16. We Should Have Seen THIS Commercial [via Deadspin]

17. Joe Namath's Coin Toss Was Everything

The jacket. Tossing the coin before the Seahawks made the call. The jacket. Namath should do the coin toss every year until he dies.

18. Seattle could probably repeat.

The Seahawks are young all over the place, especially on defense. Pete Carroll is going to have this same nucleus in tact next year, and even though there are several challengers in the NFC, I don't know how many are going to be able to get through Seattle. 

19. I think Denver could get back as well.

Though a friend did posit an interesting theory about this awful loss just sending the Broncos franchise into a spiral of doom a la the Oakland Raiders after getting destroyed by the Tampa Bay Buccaneers, I think the Broncos will be able to bounce back from this. The offensive core is still young, they will get Von Miller and other defensive pieces back next year, and though Manning probably won't replicate his numbers from last season, he will still be an upper echelon QB. Denver will be right in the thick of it next year.

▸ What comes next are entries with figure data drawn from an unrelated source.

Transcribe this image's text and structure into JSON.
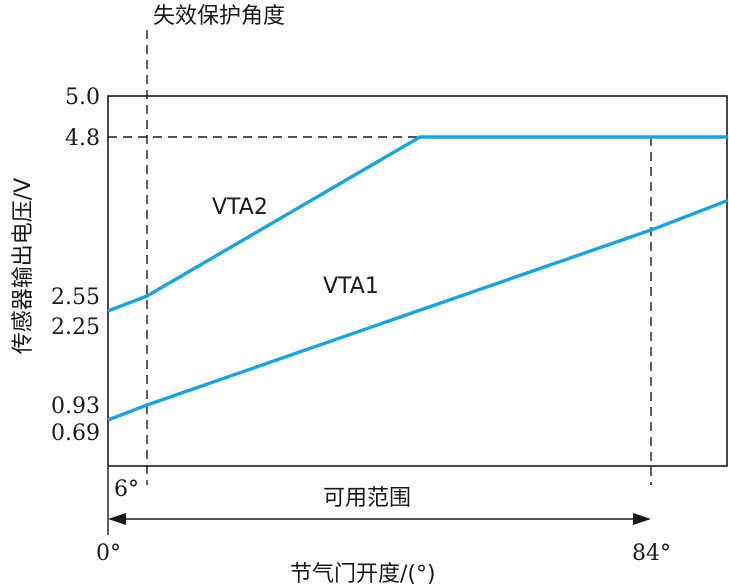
{
  "chart_data": {
    "type": "line",
    "title": "",
    "xlabel": "节气门开度/(°)",
    "ylabel": "传感器输出电压/V",
    "xlim": [
      0,
      84
    ],
    "ylim": [
      0,
      5.0
    ],
    "y_ticks": [
      "5.0",
      "4.8",
      "2.55",
      "2.25",
      "0.93",
      "0.69"
    ],
    "y_tick_values": [
      5.0,
      4.8,
      2.55,
      2.25,
      0.93,
      0.69
    ],
    "x_ticks": [
      {
        "value": 0,
        "label": "0°"
      },
      {
        "value": 6,
        "label": "6°"
      },
      {
        "value": 84,
        "label": "84°"
      }
    ],
    "series": [
      {
        "name": "VTA1",
        "x": [
          0,
          6,
          84,
          84
        ],
        "y": [
          0.69,
          0.93,
          3.5,
          3.9
        ],
        "color": "#1aa3dc"
      },
      {
        "name": "VTA2",
        "x": [
          0,
          6,
          48,
          84
        ],
        "y": [
          2.25,
          2.55,
          4.8,
          4.8
        ],
        "color": "#1aa3dc"
      }
    ],
    "annotations": {
      "fail_safe_label": "失效保护角度",
      "fail_safe_angle": 6,
      "usable_range_label": "可用范围",
      "usable_range": [
        0,
        84
      ],
      "reference_level": 4.8
    },
    "grid": false,
    "legend": "none"
  }
}
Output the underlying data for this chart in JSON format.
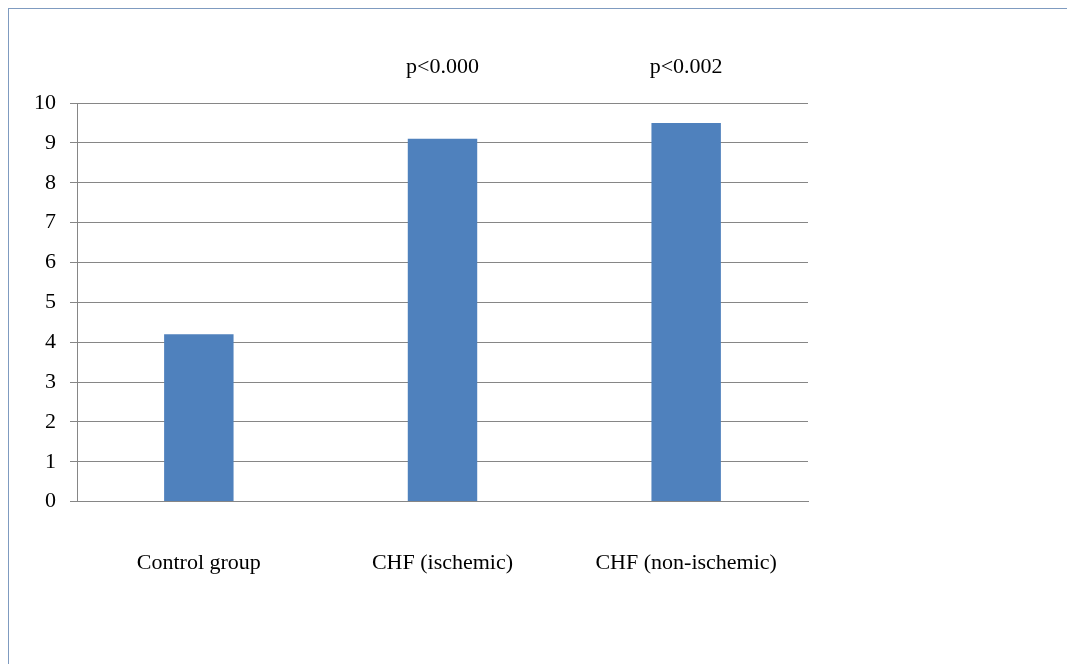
{
  "chart_data": {
    "type": "bar",
    "categories": [
      "Control group",
      "CHF (ischemic)",
      "CHF (non-ischemic)"
    ],
    "values": [
      4.2,
      9.1,
      9.5
    ],
    "color": "#4f81bd",
    "ylim": [
      0,
      10
    ],
    "yticks": [
      0,
      1,
      2,
      3,
      4,
      5,
      6,
      7,
      8,
      9,
      10
    ],
    "grid": "y",
    "legend": false,
    "annotations": [
      "p<0.000",
      "p<0.002"
    ]
  }
}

20. This game was really, really boring.

Aside from the shock of Seattle beating Denver by so much, the lopsidedness tore away any of the drama or intrigue. There were nice plays, but without a tight score, there was really no incentive to watch the fourth quarter (even though I did). But we've been spoiled with ultra-competitive Super Bowls for much of this century. A dud was bound to pop up eventually, and the most shocking part was that it was this one. I really thought this one would come down to the very end.